IN the midst of a bitter love triangle and paternity battle, Daniel Pettersson told his ex-partner that if he ever found Kevin Smith at her house at Jesmond then "it was on".
Mr Smith, 39, also known as "Squids", had made threats of his own, including threatening to kill Mr Pettersson, their rivalry fuelled by animosity about the overlap of their relationship with the woman and confusion surrounding who was the father of her young child.
And so on January 6 last year, when Mr Pettersson discovered Mr Smith at the house those threats became a reality and their bitter feud reached a chaotic conclusion.
After a day spent desperately trying to contact the woman in the hopes of seeing his son, Mr Pettersson pulled up outside the house in Michael Street. It was 3.19pm.
By 3.39pm he had been stabbed in the chest and was fighting for his life.
There was no dispute that it was Mr Smith who stabbed him.
But he pleaded not guilty to murder on the basis of self-defence, claiming he had been forced to defend himself after Mr Pettersson burst into the home and the pair wrestled over a hunting knife in the kitchen.
And so in the context of what was a months-long feud, Mr Smith's brief murder trial focused on just those crucial few minutes between when Mr Pettersson arrived at the house and when he collapsed outside.
There were really only two witnesses and ultimately the jury were presented with two competing versions of what happened on the afternoon of January 6.
On one version, Mr Pettersson was the aggressor and showed up to the house "agitated" and "increasingly desperate" to see his ex-partner after calling her 17 times in four hours.
He had stopped outside the house in Michael Street about 15 minutes before the confrontation and witnessed something inside that made him leave, pick up his flatmate and immediately return.
On the journey back to the house he asked his mate for a lighter to hold in his hand in case Squids was there and he had to punch something.
When he arrived he called out to his ex, said he wanted to see his son and refused to leave. And when he spotted an armed Mr Smith inside the home he challenged him to come outside and fight.

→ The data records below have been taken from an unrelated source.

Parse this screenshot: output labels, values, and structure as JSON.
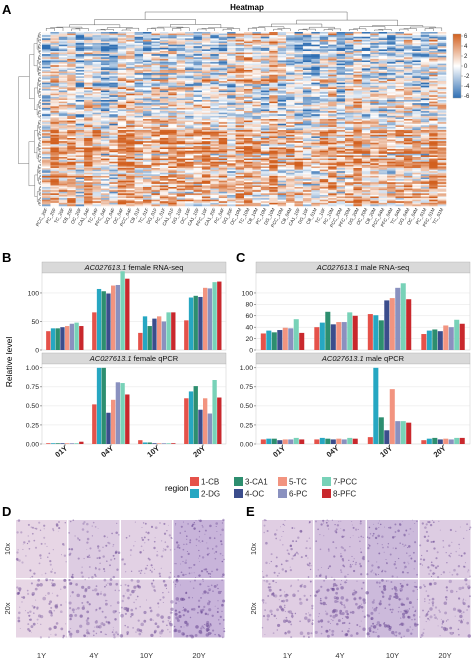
{
  "panels": {
    "A": {
      "label": "A"
    },
    "B": {
      "label": "B"
    },
    "C": {
      "label": "C"
    },
    "D": {
      "label": "D"
    },
    "E": {
      "label": "E"
    }
  },
  "heatmap": {
    "title": "Heatmap",
    "n_rows": 110,
    "n_cols": 48,
    "palette": {
      "low": "#2f6fb3",
      "mid": "#ffffff",
      "high": "#d2601f"
    },
    "colorbar": {
      "ticks": [
        "6",
        "4",
        "2",
        "0",
        "-2",
        "-4",
        "-6"
      ],
      "range": [
        -6,
        6
      ]
    },
    "column_labels": [
      "PCC_20F",
      "PC_20F",
      "TC_20F",
      "CB_20F",
      "OC_20F",
      "CA1_04F",
      "TC_04F",
      "PFC_04F",
      "DG_04F",
      "OC_04F",
      "PCC_04F",
      "CB_01F",
      "TC_01F",
      "DG_01F",
      "PC_01F",
      "CA1_01F",
      "DG_10F",
      "OC_10F",
      "CA1_10F",
      "PFC_10F",
      "CA1_20F",
      "PC_04F",
      "DG_20F",
      "OC_10M",
      "TC_10M",
      "CB_10M",
      "PC_10M",
      "DG_10M",
      "PCC_10M",
      "CB_04M",
      "CA1_10F",
      "DG_10F",
      "CB_01M",
      "TC_10F",
      "PC_10M",
      "PCC_20M",
      "PFC_20M",
      "DG_20M",
      "OC_20M",
      "CB_20M",
      "PCC_04M",
      "PFC_04M",
      "TC_04M",
      "DG_04M",
      "OC_04M",
      "PC_01M",
      "PFC_01M",
      "TC_01M"
    ]
  },
  "legend": {
    "title": "region",
    "items": [
      {
        "label": "1-CB",
        "color": "#e5524a"
      },
      {
        "label": "2-DG",
        "color": "#26a7c2"
      },
      {
        "label": "3-CA1",
        "color": "#2d8e6f"
      },
      {
        "label": "4-OC",
        "color": "#3b4d8c"
      },
      {
        "label": "5-TC",
        "color": "#f29480"
      },
      {
        "label": "6-PC",
        "color": "#8a91bf"
      },
      {
        "label": "7-PCC",
        "color": "#78d2b8"
      },
      {
        "label": "8-PFC",
        "color": "#c9282d"
      }
    ]
  },
  "y_axis_label": "Relative level",
  "chart_data": [
    {
      "type": "bar",
      "strip": "AC027613.1 female RNA-seq",
      "strip_gene": "AC027613.1",
      "strip_rest": "female RNA-seq",
      "categories": [
        "01Y",
        "04Y",
        "10Y",
        "20Y"
      ],
      "ylim": [
        0,
        135
      ],
      "yticks": [
        0,
        50,
        100
      ],
      "ytick_labels": [
        "0",
        "50",
        "100"
      ],
      "series": [
        {
          "name": "1-CB",
          "values": [
            33,
            66,
            30,
            52
          ]
        },
        {
          "name": "2-DG",
          "values": [
            38,
            107,
            59,
            92
          ]
        },
        {
          "name": "3-CA1",
          "values": [
            38,
            103,
            42,
            95
          ]
        },
        {
          "name": "4-OC",
          "values": [
            40,
            99,
            55,
            93
          ]
        },
        {
          "name": "5-TC",
          "values": [
            42,
            113,
            59,
            109
          ]
        },
        {
          "name": "6-PC",
          "values": [
            46,
            114,
            50,
            108
          ]
        },
        {
          "name": "7-PCC",
          "values": [
            48,
            138,
            66,
            119
          ]
        },
        {
          "name": "8-PFC",
          "values": [
            42,
            125,
            66,
            120
          ]
        }
      ]
    },
    {
      "type": "bar",
      "strip": "AC027613.1 female qPCR",
      "strip_gene": "AC027613.1",
      "strip_rest": "female qPCR",
      "categories": [
        "01Y",
        "04Y",
        "10Y",
        "20Y"
      ],
      "ylim": [
        0,
        1.05
      ],
      "yticks": [
        0,
        0.25,
        0.5,
        0.75,
        1.0
      ],
      "ytick_labels": [
        "0.00",
        "0.25",
        "0.50",
        "0.75",
        "1.00"
      ],
      "series": [
        {
          "name": "1-CB",
          "values": [
            0.01,
            0.52,
            0.05,
            0.6
          ]
        },
        {
          "name": "2-DG",
          "values": [
            0.01,
            1.0,
            0.02,
            0.69
          ]
        },
        {
          "name": "3-CA1",
          "values": [
            0.01,
            1.0,
            0.02,
            0.76
          ]
        },
        {
          "name": "4-OC",
          "values": [
            0.01,
            0.41,
            0.01,
            0.45
          ]
        },
        {
          "name": "5-TC",
          "values": [
            0.01,
            0.58,
            0.01,
            0.6
          ]
        },
        {
          "name": "6-PC",
          "values": [
            0.01,
            0.81,
            0.01,
            0.4
          ]
        },
        {
          "name": "7-PCC",
          "values": [
            0.01,
            0.8,
            0.01,
            0.84
          ]
        },
        {
          "name": "8-PFC",
          "values": [
            0.03,
            0.65,
            0.01,
            0.61
          ]
        }
      ]
    },
    {
      "type": "bar",
      "strip": "AC027613.1 male RNA-seq",
      "strip_gene": "AC027613.1",
      "strip_rest": "male RNA-seq",
      "categories": [
        "01Y",
        "04Y",
        "10Y",
        "20Y"
      ],
      "ylim": [
        0,
        135
      ],
      "yticks": [
        0,
        20,
        40,
        60,
        80,
        100
      ],
      "ytick_labels": [
        "0",
        "20",
        "40",
        "60",
        "80",
        "100"
      ],
      "series": [
        {
          "name": "1-CB",
          "values": [
            29,
            40,
            63,
            28
          ]
        },
        {
          "name": "2-DG",
          "values": [
            34,
            48,
            61,
            34
          ]
        },
        {
          "name": "3-CA1",
          "values": [
            31,
            67,
            52,
            36
          ]
        },
        {
          "name": "4-OC",
          "values": [
            35,
            45,
            87,
            33
          ]
        },
        {
          "name": "5-TC",
          "values": [
            39,
            49,
            91,
            43
          ]
        },
        {
          "name": "6-PC",
          "values": [
            38,
            49,
            109,
            40
          ]
        },
        {
          "name": "7-PCC",
          "values": [
            54,
            66,
            117,
            53
          ]
        },
        {
          "name": "8-PFC",
          "values": [
            30,
            60,
            89,
            46
          ]
        }
      ]
    },
    {
      "type": "bar",
      "strip": "AC027613.1 male qPCR",
      "strip_gene": "AC027613.1",
      "strip_rest": "male qPCR",
      "categories": [
        "01Y",
        "04Y",
        "10Y",
        "20Y"
      ],
      "ylim": [
        0,
        1.05
      ],
      "yticks": [
        0,
        0.25,
        0.5,
        0.75,
        1.0
      ],
      "ytick_labels": [
        "0.00",
        "0.25",
        "0.50",
        "0.75",
        "1.00"
      ],
      "series": [
        {
          "name": "1-CB",
          "values": [
            0.06,
            0.06,
            0.09,
            0.05
          ]
        },
        {
          "name": "2-DG",
          "values": [
            0.07,
            0.08,
            1.0,
            0.07
          ]
        },
        {
          "name": "3-CA1",
          "values": [
            0.07,
            0.07,
            0.35,
            0.08
          ]
        },
        {
          "name": "4-OC",
          "values": [
            0.05,
            0.06,
            0.18,
            0.06
          ]
        },
        {
          "name": "5-TC",
          "values": [
            0.06,
            0.07,
            0.72,
            0.07
          ]
        },
        {
          "name": "6-PC",
          "values": [
            0.06,
            0.06,
            0.3,
            0.06
          ]
        },
        {
          "name": "7-PCC",
          "values": [
            0.08,
            0.08,
            0.3,
            0.08
          ]
        },
        {
          "name": "8-PFC",
          "values": [
            0.06,
            0.07,
            0.28,
            0.08
          ]
        }
      ]
    }
  ],
  "ish": {
    "D": {
      "row_labels": [
        "10x",
        "20x"
      ],
      "col_labels": [
        "1Y",
        "4Y",
        "10Y",
        "20Y"
      ],
      "stain": [
        0.15,
        0.35,
        0.25,
        0.8
      ]
    },
    "E": {
      "row_labels": [
        "10x",
        "20x"
      ],
      "col_labels": [
        "1Y",
        "4Y",
        "10Y",
        "20Y"
      ],
      "stain": [
        0.3,
        0.55,
        0.7,
        0.35
      ]
    }
  }
}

And, crucially, when Mr Smith put down the knife and began to "retreat' into the home, Mr Pettersson, a large man, forced his way into the home and went after Mr Smith, the pair wrestling through the home and into the kitchen before Mr Pettersson was stabbed.

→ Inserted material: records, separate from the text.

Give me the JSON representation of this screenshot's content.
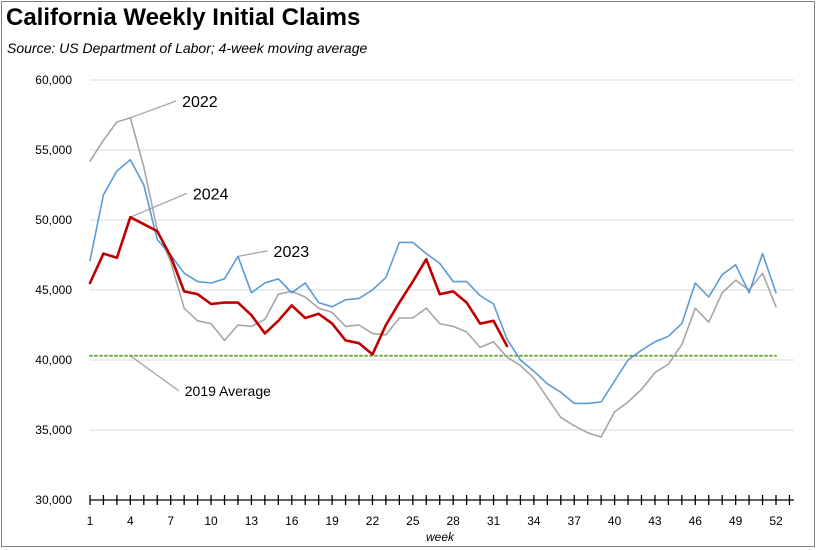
{
  "header": {
    "title": "California Weekly Initial Claims",
    "subtitle": "Source:  US Department of Labor; 4-week moving average"
  },
  "chart_data": {
    "type": "line",
    "title": "California Weekly Initial Claims",
    "subtitle": "Source:  US Department of Labor; 4-week moving average",
    "xlabel": "week",
    "ylabel": "",
    "xlim": [
      1,
      52
    ],
    "ylim": [
      30000,
      60000
    ],
    "x_ticks": [
      "1",
      "4",
      "7",
      "10",
      "13",
      "16",
      "19",
      "22",
      "25",
      "28",
      "31",
      "34",
      "37",
      "40",
      "43",
      "46",
      "49",
      "52"
    ],
    "y_ticks": [
      "30,000",
      "35,000",
      "40,000",
      "45,000",
      "50,000",
      "55,000",
      "60,000"
    ],
    "grid": "horizontal",
    "legend": "none",
    "series": [
      {
        "name": "2022",
        "color": "#a6a6a6",
        "x": [
          1,
          2,
          3,
          4,
          5,
          6,
          7,
          8,
          9,
          10,
          11,
          12,
          13,
          14,
          15,
          16,
          17,
          18,
          19,
          20,
          21,
          22,
          23,
          24,
          25,
          26,
          27,
          28,
          29,
          30,
          31,
          32,
          33,
          34,
          35,
          36,
          37,
          38,
          39,
          40,
          41,
          42,
          43,
          44,
          45,
          46,
          47,
          48,
          49,
          50,
          51,
          52
        ],
        "values": [
          54200,
          55700,
          57000,
          57300,
          53800,
          49300,
          47000,
          43700,
          42800,
          42600,
          41400,
          42500,
          42400,
          42900,
          44700,
          44900,
          44500,
          43700,
          43400,
          42400,
          42500,
          41900,
          41800,
          43000,
          43000,
          43700,
          42600,
          42400,
          42000,
          40900,
          41300,
          40200,
          39600,
          38700,
          37300,
          35900,
          35300,
          34800,
          34500,
          36300,
          37000,
          37900,
          39100,
          39700,
          41100,
          43700,
          42700,
          44800,
          45700,
          45000,
          46200,
          43800
        ]
      },
      {
        "name": "2023",
        "color": "#5b9bd5",
        "x": [
          1,
          2,
          3,
          4,
          5,
          6,
          7,
          8,
          9,
          10,
          11,
          12,
          13,
          14,
          15,
          16,
          17,
          18,
          19,
          20,
          21,
          22,
          23,
          24,
          25,
          26,
          27,
          28,
          29,
          30,
          31,
          32,
          33,
          34,
          35,
          36,
          37,
          38,
          39,
          40,
          41,
          42,
          43,
          44,
          45,
          46,
          47,
          48,
          49,
          50,
          51,
          52
        ],
        "values": [
          47100,
          51800,
          53500,
          54300,
          52500,
          48600,
          47500,
          46200,
          45600,
          45500,
          45800,
          47400,
          44800,
          45500,
          45800,
          44800,
          45500,
          44100,
          43800,
          44300,
          44400,
          45000,
          45900,
          48400,
          48400,
          47600,
          46900,
          45600,
          45600,
          44600,
          44000,
          41500,
          40000,
          39200,
          38300,
          37700,
          36900,
          36900,
          37000,
          38500,
          40000,
          40700,
          41300,
          41700,
          42600,
          45500,
          44500,
          46100,
          46800,
          44800,
          47600,
          44800
        ]
      },
      {
        "name": "2024",
        "color": "#c00000",
        "x": [
          1,
          2,
          3,
          4,
          5,
          6,
          7,
          8,
          9,
          10,
          11,
          12,
          13,
          14,
          15,
          16,
          17,
          18,
          19,
          20,
          21,
          22,
          23,
          24,
          25,
          26,
          27,
          28,
          29,
          30,
          31,
          32
        ],
        "values": [
          45500,
          47600,
          47300,
          50200,
          49700,
          49200,
          47400,
          44900,
          44700,
          44000,
          44100,
          44100,
          43200,
          41900,
          42800,
          43900,
          43000,
          43300,
          42600,
          41400,
          41200,
          40400,
          42500,
          44100,
          45600,
          47200,
          44700,
          44900,
          44100,
          42600,
          42800,
          41000
        ]
      },
      {
        "name": "2019 Average",
        "color": "#70ad47",
        "x": [
          1,
          52
        ],
        "values": [
          40300,
          40300
        ]
      }
    ],
    "annotations": [
      {
        "text": "2022",
        "series": "2022",
        "anchor_x": 4,
        "anchor_y": 57300,
        "label_x": 7.4,
        "label_y": 58500
      },
      {
        "text": "2024",
        "series": "2024",
        "anchor_x": 4,
        "anchor_y": 50200,
        "label_x": 8.2,
        "label_y": 51900
      },
      {
        "text": "2023",
        "series": "2023",
        "anchor_x": 12,
        "anchor_y": 47400,
        "label_x": 14.2,
        "label_y": 47800
      },
      {
        "text": "2019 Average",
        "series": "2019 Average",
        "anchor_x": 4,
        "anchor_y": 40300,
        "label_x": 7.6,
        "label_y": 37800
      }
    ]
  }
}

On the other version, Mr Pettersson showed up at the house to see his ex and their son, not to fight with Mr Smith.
Mr Pettersson was unarmed and when he saw Mr Smith inside with the knife he tried to get the weapon off him because an aggressive Mr Smith was stabbing at him with his young son nearby.
"It is the Crown case that Kevin Smith stabbed Daniel Pettersson in the kitchen and at the time he did so he had the intention to kill or cause really serious injury," Crown prosecutor Brendan Queenan said during his closing address. "He was not acting in self-defence. He did not believe that what he did was necessary to defend himself. Indeed the opposite was true; he was the aggressor."
That question of whether what Mr Smith did was necessary is a crucial issue in any self-defence case.
The jury were told Mr Smith should be acquitted of murder on the basis of self-defence if they found that he believed stabbing Mr Pettersson was necessary to defend himself and what he did was a reasonable response in the circumstances.
But after deliberating for more than a day, the jury found what Mr Smith had done in stabbing Mr Pettersson, an unarmed man, was not necessary or reasonable in the circumstances and, therefore, he was not acting in self-defence.
At 3.50pm, when those in court assumed they were coming back just to send the jury home for the day, they were greeted instead with a verdict; guilty of murder.
Mr Smith will be sentenced in December.